Sason`da anasınıfı öğrencileri cami gezisine götürülmek istenirken, "Erzincan İmam Hatip Mensupları ve Mezunları Derneği" tarafından, MEB`e bağlı okulların 5. Sınıfında okuyan öğrencilere bir anket uygulayarak, okudukları okullarda imam hatip sınıfları açılmasını onaylayıp onaylamadıklarını sormuştur.
2014-2015 eğitim-öğretim yılından itibaren Türkiye`nin her yerinde normal ortaokullar içinde imam hatip sınıflarının açıldığı bilinmektedir. İmam hatip okullarına yeterli başvuru olmamasına rağmen, normal okullar içinde imam hatip sınıfları açılması uygulaması gerek öğrenciler gerekse veliler tarafından kaygı ile karşılanmakta ve böylesi dayatmalara karşı öğrenci velileri çeşitli eylemler yapmaktadır.

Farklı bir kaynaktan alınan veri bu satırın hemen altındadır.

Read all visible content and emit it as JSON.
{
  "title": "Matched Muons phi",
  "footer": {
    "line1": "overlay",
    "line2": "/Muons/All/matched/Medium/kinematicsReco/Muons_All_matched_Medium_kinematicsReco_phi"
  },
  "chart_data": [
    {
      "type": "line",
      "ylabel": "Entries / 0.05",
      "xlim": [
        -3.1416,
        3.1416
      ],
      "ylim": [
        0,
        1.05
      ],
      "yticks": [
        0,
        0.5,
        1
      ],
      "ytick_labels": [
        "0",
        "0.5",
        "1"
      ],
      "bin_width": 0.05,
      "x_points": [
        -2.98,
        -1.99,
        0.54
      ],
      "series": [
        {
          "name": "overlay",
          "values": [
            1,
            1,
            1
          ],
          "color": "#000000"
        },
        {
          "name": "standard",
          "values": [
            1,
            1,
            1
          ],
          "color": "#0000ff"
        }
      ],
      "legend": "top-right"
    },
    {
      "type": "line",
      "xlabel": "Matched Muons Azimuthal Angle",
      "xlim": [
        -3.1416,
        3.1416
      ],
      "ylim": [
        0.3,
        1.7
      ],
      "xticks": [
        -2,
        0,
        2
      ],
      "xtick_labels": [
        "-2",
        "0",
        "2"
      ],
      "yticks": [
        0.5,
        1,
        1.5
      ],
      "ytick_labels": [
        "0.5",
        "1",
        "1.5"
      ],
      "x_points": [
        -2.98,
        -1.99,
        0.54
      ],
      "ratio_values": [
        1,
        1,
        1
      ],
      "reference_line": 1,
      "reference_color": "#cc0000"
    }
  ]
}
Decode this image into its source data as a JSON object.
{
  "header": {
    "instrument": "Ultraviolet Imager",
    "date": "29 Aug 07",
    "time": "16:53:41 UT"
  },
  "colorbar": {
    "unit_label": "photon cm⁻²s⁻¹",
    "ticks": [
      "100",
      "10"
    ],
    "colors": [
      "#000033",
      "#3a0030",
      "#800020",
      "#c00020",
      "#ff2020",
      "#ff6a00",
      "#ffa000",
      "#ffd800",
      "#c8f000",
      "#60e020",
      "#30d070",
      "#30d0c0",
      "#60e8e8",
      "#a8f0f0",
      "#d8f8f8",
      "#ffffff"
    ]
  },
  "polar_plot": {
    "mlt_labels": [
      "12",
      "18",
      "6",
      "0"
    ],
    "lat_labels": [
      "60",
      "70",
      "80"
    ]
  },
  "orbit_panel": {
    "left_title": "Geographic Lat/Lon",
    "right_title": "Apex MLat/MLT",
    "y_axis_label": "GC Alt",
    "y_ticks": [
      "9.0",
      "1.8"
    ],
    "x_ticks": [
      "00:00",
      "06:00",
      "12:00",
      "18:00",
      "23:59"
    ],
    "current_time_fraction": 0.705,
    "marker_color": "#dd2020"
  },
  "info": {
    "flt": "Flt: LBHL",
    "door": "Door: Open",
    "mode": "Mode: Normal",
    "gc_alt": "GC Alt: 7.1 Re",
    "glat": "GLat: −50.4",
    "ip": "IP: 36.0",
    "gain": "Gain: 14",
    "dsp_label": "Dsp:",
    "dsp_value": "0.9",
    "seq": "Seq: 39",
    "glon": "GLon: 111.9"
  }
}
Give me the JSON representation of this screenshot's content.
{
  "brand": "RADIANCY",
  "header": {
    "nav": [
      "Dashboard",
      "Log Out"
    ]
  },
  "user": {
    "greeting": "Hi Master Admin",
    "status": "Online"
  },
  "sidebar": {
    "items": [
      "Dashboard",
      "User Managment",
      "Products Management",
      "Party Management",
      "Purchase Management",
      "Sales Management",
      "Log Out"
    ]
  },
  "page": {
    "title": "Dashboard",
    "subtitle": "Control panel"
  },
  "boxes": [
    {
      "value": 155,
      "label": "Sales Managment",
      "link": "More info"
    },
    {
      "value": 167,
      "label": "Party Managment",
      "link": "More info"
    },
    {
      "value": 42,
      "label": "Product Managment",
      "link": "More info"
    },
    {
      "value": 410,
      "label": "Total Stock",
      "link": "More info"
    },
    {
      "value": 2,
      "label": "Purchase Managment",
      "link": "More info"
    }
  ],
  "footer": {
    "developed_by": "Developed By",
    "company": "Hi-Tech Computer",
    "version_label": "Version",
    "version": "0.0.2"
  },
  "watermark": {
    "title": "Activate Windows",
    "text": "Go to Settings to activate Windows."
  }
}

Erzincan`da 5. Sınıf öğrencilerine uygulanan anket ile ülke çapında fiilen hayata geçirilen ve hiçbir yasal dayanağı olmayan normal okullarda imam hatip sınıfların açılması uygulamasının, önümüzdeki dönemde daha da yaygınlaştırılmak istendiği anlaşılmaktadır.
Eğitimde 4+4+4 dayatması sonrasında fiziki donanım ve altyapı sorunları olmayan okulları imam hatibe çeviren MEB, seçmeli din dersleri uygulamaları, okulda mescit açılması zorunluluğu ve 5. Sınıftan itibaren kız öğrencilerinin başını örtmesi gibi uygulamaları ile bütün okulları fiilen imam hatibe çevirmekle yetinmemektedir. Öğrencileri imam hatiplere yönlendirmek için hazırlandığı çok açık olan böyle bir anketin bakanlığın bilgisi dışında okullarda uygulanması mümkün değildir. Erzincan`da uygulanan bu anket, MEB`in öğrencileri imam hatiplere yönlendirmek istediğinin somut belgesidir. Eğitim sistemini ve okulları dini kurallara göre düzenleme uygulamaları, siyasi iktidarın yıllardır "arka bahçesi" olarak gördüğü imam hatip okullarına yönelik "pozitif ayrımcılık" her fırsatta karşımıza çıkmaktadır.
Eğitim Sen Milli Eğitim Bakanlığı`na çağrımız, Türkiye`de her konuda ve her alanda yaşanan ayrımcı uygulamaların, en azından toplumun geleceğinin şekillendiği okullarımızda yapılmaması, eğitimde hiçbir şekilde böylesi yönlendirmelere izin verilmemesidir. Türkiye`de hiçbir okul türü diğerlerine göre ayrıcalıklı olmamalı, bakanlık politika geliştirirken ve bu politikaları uygularken tüm öğrencilere, öğretmenlere ve eğitim kurumlarına eşit mesafede yaklaşmalıdır.